A goods receive note (GRN) records goods arriving from a supplier. In one document it takes the stock into a location and records what you now owe the supplier, so a single GRN both increases your inventory and raises the payable. The storekeeper, the purchasing clerk, or the owner usually enters GRNs when a delivery comes in.

A GRN posts to your accounts the moment you save it, unlike a purchase order, which only records intent. You can receive against a purchase order, which pre-fills the GRN with the outstanding ordered lines, or receive standalone with no order behind the goods. A purchase order is optional: the GRN is what actually books the stock and the debt.

A GRN records the payable by itself, so it is never followed by a Bill for the same goods. A Bill is the separate path for supplier costs that do not arrive as goods, such as services, utilities, or expenses. Receive goods on a GRN; record a non-goods cost on a Bill. Entering both for the same purchase would count the payable twice. A GRN does not take any money either: you pay the supplier later with a separate Supplier Payment.

Find GRNs under Purchase & Supplier → Goods Received Note.

Before you start

  • The supplier you are receiving from must exist in Suppliers. Picking the supplier pulls in its billing and shipping addresses and its default AP account.
  • An Accounts Payable account must exist in your Chart of Accounts. The GRN credits this account, and it must be of type Accounts Payable. The supplier's default AP account prefills it.
  • Each line receives a product. Stock-tracked products (of inventory type Inventory) take stock in and post to their inventory account; Service and Non-Inventory products post to their expense account and move no stock. At least one product line is required to save.
  • Every line needs a location (the warehouse the goods go into). The header location, if you set one, prefills each line.
  • To add tax to a line, a tax payable account must be configured under Tax settings, since the tax posts there.
  • You need the Create GRNs permission, granted per user under Permissions. List GRNs lets you open the screen, and Edit, Delete, View, and Print GRNs cover the rest.

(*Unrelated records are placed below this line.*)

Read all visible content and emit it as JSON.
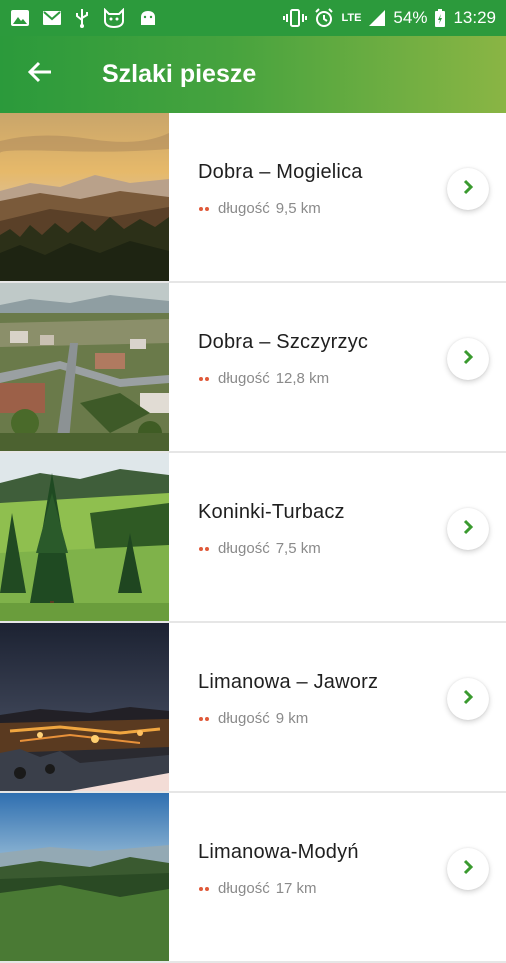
{
  "status_bar": {
    "battery": "54%",
    "time": "13:29",
    "network": "LTE",
    "icons_left": [
      "image-icon",
      "mail-icon",
      "usb-icon",
      "cat-face-icon",
      "android-icon"
    ],
    "icons_right": [
      "vibrate-icon",
      "alarm-icon",
      "lte-icon",
      "signal-icon",
      "battery-charging-icon"
    ]
  },
  "app_bar": {
    "title": "Szlaki piesze",
    "back_icon": "arrow-back-icon"
  },
  "colors": {
    "primary": "#2c9a3c",
    "accent": "#8ab544",
    "arrow": "#3a9a2f",
    "dots": "#e05a3a"
  },
  "trails": [
    {
      "name": "Dobra – Mogielica",
      "length_label": "długość",
      "length": "9,5 km"
    },
    {
      "name": "Dobra – Szczyrzyc",
      "length_label": "długość",
      "length": "12,8 km"
    },
    {
      "name": "Koninki-Turbacz",
      "length_label": "długość",
      "length": "7,5 km"
    },
    {
      "name": "Limanowa – Jaworz",
      "length_label": "długość",
      "length": "9 km"
    },
    {
      "name": "Limanowa-Modyń",
      "length_label": "długość",
      "length": "17 km"
    }
  ]
}
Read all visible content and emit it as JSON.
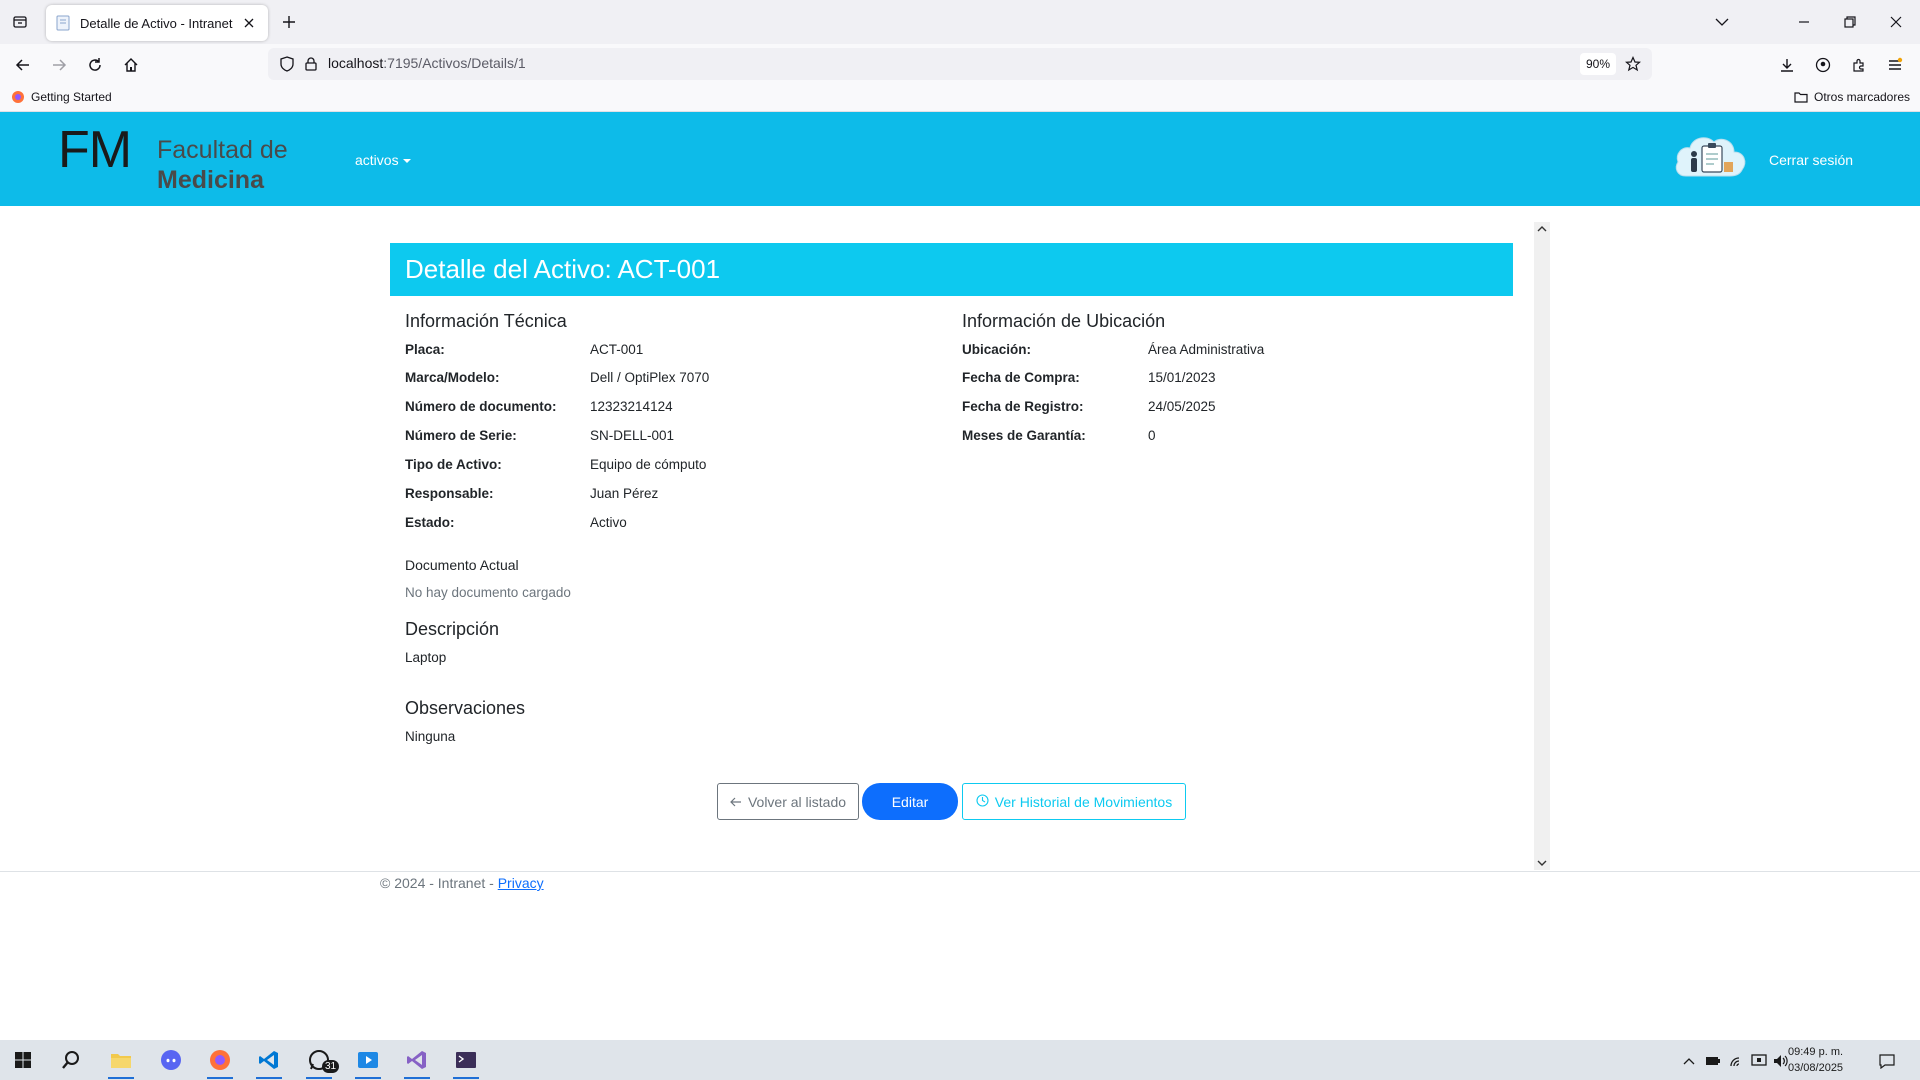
{
  "browser": {
    "tab_title": "Detalle de Activo - Intranet",
    "url_host": "localhost",
    "url_path": ":7195/Activos/Details/1",
    "zoom": "90%",
    "bookmark_getting_started": "Getting Started",
    "bookmark_others": "Otros marcadores"
  },
  "header": {
    "logo_letters": "FM",
    "logo_line1": "Facultad de",
    "logo_line2": "Medicina",
    "nav_activos": "activos",
    "logout": "Cerrar sesión"
  },
  "detail": {
    "title": "Detalle del Activo: ACT-001",
    "tech_section": "Información Técnica",
    "location_section": "Información de Ubicación",
    "tech": [
      {
        "label": "Placa:",
        "value": "ACT-001"
      },
      {
        "label": "Marca/Modelo:",
        "value": "Dell / OptiPlex 7070"
      },
      {
        "label": "Número de documento:",
        "value": "12323214124"
      },
      {
        "label": "Número de Serie:",
        "value": "SN-DELL-001"
      },
      {
        "label": "Tipo de Activo:",
        "value": "Equipo de cómputo"
      },
      {
        "label": "Responsable:",
        "value": "Juan Pérez"
      },
      {
        "label": "Estado:",
        "value": "Activo"
      }
    ],
    "location": [
      {
        "label": "Ubicación:",
        "value": "Área Administrativa"
      },
      {
        "label": "Fecha de Compra:",
        "value": "15/01/2023"
      },
      {
        "label": "Fecha de Registro:",
        "value": "24/05/2025"
      },
      {
        "label": "Meses de Garantía:",
        "value": "0"
      }
    ],
    "document_heading": "Documento Actual",
    "document_status": "No hay documento cargado",
    "description_heading": "Descripción",
    "description_value": "Laptop",
    "observations_heading": "Observaciones",
    "observations_value": "Ninguna"
  },
  "actions": {
    "back_label": "Volver al listado",
    "edit_label": "Editar",
    "history_label": "Ver Historial de Movimientos"
  },
  "footer": {
    "copyright": "© 2024 - Intranet - ",
    "privacy": "Privacy"
  },
  "taskbar": {
    "time": "09:49 p. m.",
    "date": "03/08/2025",
    "whatsapp_badge": "31"
  },
  "colors": {
    "header_bg": "#0dbbe9",
    "card_header_bg": "#0dc9ef",
    "primary": "#0d6efd",
    "info": "#0dcaf0"
  }
}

See Users, seats & permissions.

Receive goods on a GRN

  1. Open a new GRN

    Go to Purchase & Supplier → Goods Received Note and select New GRN. The GRN form opens full screen.

  2. Check the template

    The Template picker sits in the toolbar at the top of the form. ZyncLedger pre-selects your default GRN template, so you can usually leave it. The template decides which fields the form shows and how the printed note looks; switch it here if you keep more than one layout. See Print templates for how these are set up.

  3. Choose the supplier

    Select the Supplier (required). ZyncLedger fills the Billing Address and the Delivery Address from the supplier's record, and sets the AP Account to the supplier's default. The supplier's current Balance shows below the field for reference.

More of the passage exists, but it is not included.